Pour aider à financer son redressement, Credit Suisse va lever des fonds auprès de la Saudi National Bank (SNB), détenue en partie par le royaume, qui investit 1,5 milliard de francs suisses. La SNB peut également investir directement dans CS First Boston, a déclaré la banque saoudienne.

M. Klein et le Credit Suisse ont également discuté du regroupement de M. Klein & Co au sein de CS First Boston, selon une source au fait de ces discussions.

Andreas Thomae, spécialiste de la gouvernance d'entreprise chez l'allemand Deka Investment, qui gère environ 360 milliards d'euros (369,5 milliards de dollars) d'actifs et possède une petite participation dans Credit Suisse, a déclaré que Klein dirigeait CS First Boston et que la perspective que Klein apporte sa propre boutique à CS First Boston "sonne l'alarme".

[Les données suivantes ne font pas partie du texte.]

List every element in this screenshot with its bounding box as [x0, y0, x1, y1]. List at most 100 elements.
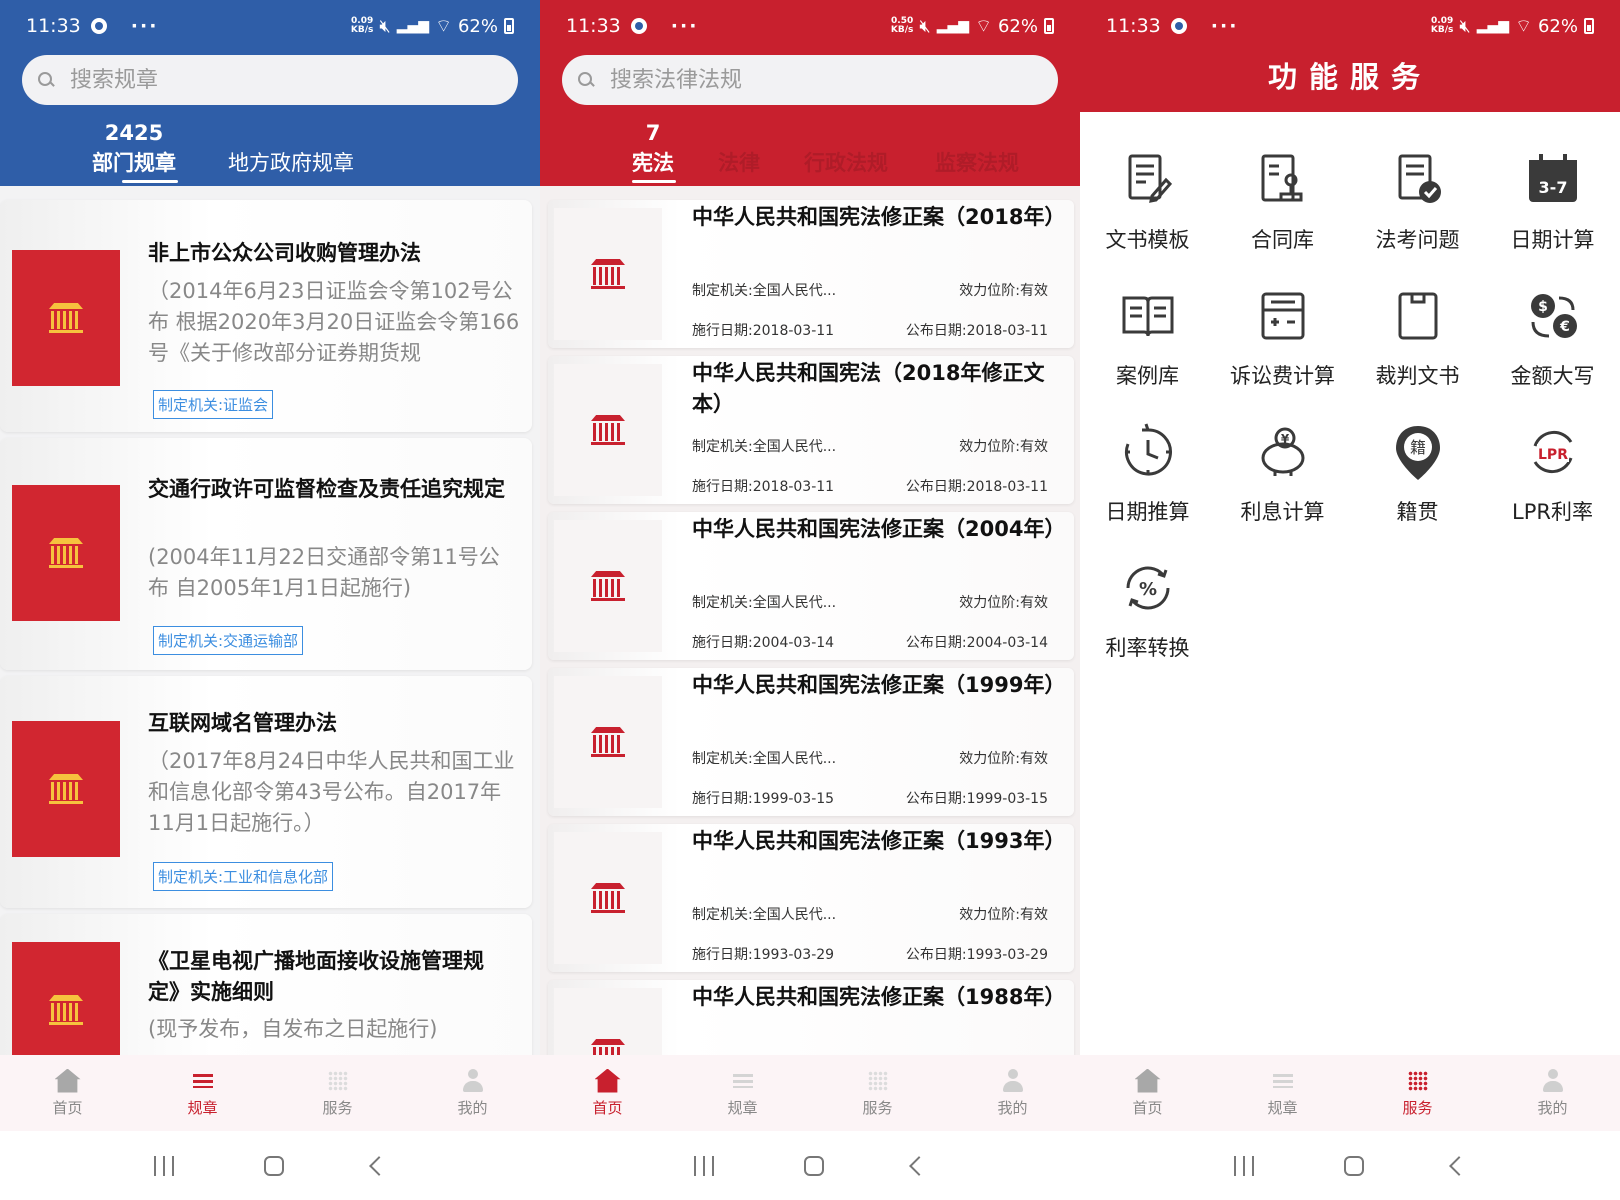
service-contract-library[interactable]: 合同库	[1215, 150, 1350, 254]
item-date-row: 施行日期:2018-03-11 公布日期:2018-03-11	[692, 320, 1048, 340]
list-item[interactable]: 中华人民共和国宪法修正案（1993年） 制定机关:全国人民代... 效力位阶:有…	[548, 824, 1074, 972]
service-interest-calculation[interactable]: ¥ 利息计算	[1215, 422, 1350, 526]
back-icon[interactable]	[1449, 1155, 1469, 1176]
nav-home[interactable]: 首页	[0, 1055, 135, 1131]
open-book-icon	[1122, 296, 1173, 337]
nav-rules[interactable]: 规章	[1215, 1055, 1350, 1131]
item-title: 《卫星电视广播地面接收设施管理规定》实施细则	[148, 949, 484, 1004]
list-item[interactable]: 中华人民共和国宪法（2018年修正文本） 制定机关:全国人民代... 效力位阶:…	[548, 356, 1074, 504]
grid-dots-icon	[1405, 1069, 1431, 1093]
battery-percent: 62%	[997, 15, 1038, 37]
list-item[interactable]: 交通行政许可监督检查及责任追究规定 (2004年11月22日交通部令第11号公布…	[0, 438, 532, 670]
service-litigation-fee[interactable]: 诉讼费计算	[1215, 286, 1350, 390]
list-item[interactable]: 中华人民共和国宪法修正案（1999年） 制定机关:全国人民代... 效力位阶:有…	[548, 668, 1074, 816]
item-title: 中华人民共和国宪法修正案（1988年）	[692, 985, 1066, 1009]
recent-apps-icon[interactable]	[154, 1155, 176, 1176]
service-document-template[interactable]: 文书模板	[1080, 150, 1215, 254]
government-building-icon	[591, 883, 625, 913]
regulation-thumbnail	[12, 250, 120, 386]
issuer: 制定机关:全国人民代...	[692, 439, 837, 455]
home-button-icon[interactable]	[1344, 1155, 1364, 1176]
service-label: 裁判文书	[1375, 364, 1460, 388]
tab-label: 宪法	[632, 151, 674, 175]
tab-constitution[interactable]: 7 宪法	[632, 121, 674, 177]
grid-dots-icon	[865, 1069, 891, 1093]
back-icon[interactable]	[369, 1155, 389, 1176]
tab-supervisory-regulations[interactable]: 监察法规	[935, 147, 1019, 177]
published-date: 公布日期:1999-03-15	[905, 791, 1048, 807]
search-input[interactable]	[70, 67, 450, 93]
status-time: 11:33	[26, 15, 81, 37]
home-button-icon[interactable]	[804, 1155, 824, 1176]
tab-administrative-regulations[interactable]: 行政法规	[804, 147, 888, 177]
back-icon[interactable]	[909, 1155, 929, 1176]
signal-icon: ▂▄▆	[396, 18, 430, 34]
mute-icon: 🔇︎	[919, 15, 931, 37]
issuer-tag: 制定机关:工业和信息化部	[153, 862, 334, 891]
exam-check-icon	[1398, 154, 1441, 203]
nav-home[interactable]: 首页	[540, 1055, 675, 1131]
notification-icon	[1170, 18, 1187, 34]
service-case-library[interactable]: 案例库	[1080, 286, 1215, 390]
battery-percent: 62%	[1537, 15, 1578, 37]
contract-stamp-icon	[1261, 154, 1302, 202]
nav-mine[interactable]: 我的	[405, 1055, 540, 1131]
validity: 效力位阶:有效	[959, 907, 1048, 923]
battery-icon	[1044, 18, 1054, 34]
service-date-projection[interactable]: 日期推算	[1080, 422, 1215, 526]
mute-icon: 🔇︎	[1459, 15, 1471, 37]
search-bar[interactable]	[562, 55, 1058, 105]
tab-count: 2425	[104, 121, 164, 145]
home-icon	[594, 1068, 621, 1093]
more-dots-icon: ···	[130, 15, 159, 37]
service-lpr-rate[interactable]: LPR LPR利率	[1485, 422, 1620, 526]
nav-services[interactable]: 服务	[270, 1055, 405, 1131]
home-button-icon[interactable]	[264, 1155, 284, 1176]
nav-home[interactable]: 首页	[1080, 1055, 1215, 1131]
tab-law[interactable]: 法律	[718, 147, 760, 177]
svg-text:¥: ¥	[1280, 432, 1289, 446]
service-law-exam[interactable]: 法考问题	[1350, 150, 1485, 254]
service-judgments[interactable]: 裁判文书	[1350, 286, 1485, 390]
tab-label: 部门规章	[92, 151, 176, 175]
issuer: 制定机关:全国人民代...	[692, 595, 837, 611]
service-label: 合同库	[1251, 228, 1314, 252]
service-amount-uppercase[interactable]: $ € 金额大写	[1485, 286, 1620, 390]
item-title: 交通行政许可监督检查及责任追究规定	[148, 477, 505, 501]
service-date-calculation[interactable]: 3-7 日期计算	[1485, 150, 1620, 254]
nav-services[interactable]: 服务	[810, 1055, 945, 1131]
service-label: 法考问题	[1375, 228, 1460, 252]
service-label: 诉讼费计算	[1230, 364, 1335, 388]
item-title: 中华人民共和国宪法修正案（1999年）	[692, 673, 1066, 697]
list-item[interactable]: 非上市公众公司收购管理办法 （2014年6月23日证监会令第102号公布 根据2…	[0, 200, 532, 432]
nav-label: 我的	[997, 1098, 1028, 1117]
nav-rules[interactable]: 规章	[675, 1055, 810, 1131]
tab-department-rules[interactable]: 2425 部门规章	[92, 121, 176, 177]
nav-rules[interactable]: 规章	[135, 1055, 270, 1131]
recent-apps-icon[interactable]	[1234, 1155, 1256, 1176]
lpr-icon: LPR	[1533, 430, 1572, 474]
search-input[interactable]	[610, 67, 990, 93]
service-rate-conversion[interactable]: % 利率转换	[1080, 558, 1215, 662]
nav-label: 首页	[1132, 1098, 1163, 1117]
list-item[interactable]: 互联网域名管理办法 （2017年8月24日中华人民共和国工业和信息化部令第43号…	[0, 676, 532, 908]
status-bar: 11:33 ··· 0.09 KB/s 🔇︎ ▂▄▆ ⌔ 62%	[1080, 0, 1620, 52]
effective-date: 施行日期:2018-03-11	[692, 323, 835, 339]
item-title: 互联网域名管理办法	[148, 711, 337, 735]
list-item[interactable]: 中华人民共和国宪法修正案（2004年） 制定机关:全国人民代... 效力位阶:有…	[548, 512, 1074, 660]
nav-mine[interactable]: 我的	[1485, 1055, 1620, 1131]
nav-services[interactable]: 服务	[1350, 1055, 1485, 1131]
nav-mine[interactable]: 我的	[945, 1055, 1080, 1131]
issuer-tag: 制定机关:证监会	[153, 390, 274, 419]
page-title: 功能服务	[1267, 60, 1432, 94]
svg-text:€: €	[1559, 319, 1570, 335]
service-native-place[interactable]: 籍 籍贯	[1350, 422, 1485, 526]
status-bar: 11:33 ··· 0.50 KB/s 🔇︎ ▂▄▆ ⌔ 62%	[540, 0, 1080, 52]
battery-icon	[504, 18, 514, 34]
recent-apps-icon[interactable]	[694, 1155, 716, 1176]
list-item[interactable]: 中华人民共和国宪法修正案（2018年） 制定机关:全国人民代... 效力位阶:有…	[548, 200, 1074, 348]
clock-icon	[1124, 423, 1172, 476]
tab-local-gov-rules[interactable]: 地方政府规章	[228, 147, 354, 177]
search-bar[interactable]	[22, 55, 518, 105]
validity: 效力位阶:有效	[959, 595, 1048, 611]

"Il y a un conflit d'intérêts massif. À notre avis, il s'agit d'une violation des principes de gouvernance d'entreprise", a déclaré M. Thomae.

Un haut fonctionnaire connaissant bien le dossier a déclaré que toute transaction visant à permettre à CS First Boston d'absorber la boutique de Klein serait effectuée sans lien de dépendance et serait soumise à un examen réglementaire strict.

La Deutsche Bank fournit une évaluation indépendante d'une combinaison potentielle, selon une personne ayant connaissance des discussions. Séparément, le créancier allemand travaille également en tant que souscripteur de l'augmentation de capital de Credit Suisse.

Dans son courriel, Kaufmann d'Ethos a déclaré que la gouvernance autour de la restructuration "devrait être très propre et ne soulever aucune inquiétude quant à un conflit d'intérêts potentiel, même si ce n'est qu'en apparence". CS a besoin de restaurer la confiance et de tels doutes n'aideront pas à y parvenir".

L'accession de Klein au poste de PDG de CS First Boston - une entreprise qui pourrait avoir un chiffre d'affaires annuel de 2,5 milliards de dollars - a pris certains initiés de la banque par surprise, ont déclaré à Reuters deux sources familières avec la restructuration de la banque.

Jusqu'au début du mois d'octobre, alors que les discussions sur la réorganisation se faisaient plus avancées, David Miller, le patron de la banque d'investissement et des marchés des capitaux du Credit Suisse, était toujours en lice pour le poste de direction de CS First Boston, ont dit ces sources.

Miller, contacté par l'intermédiaire d'un porte-parole, s'est refusé à tout commentaire.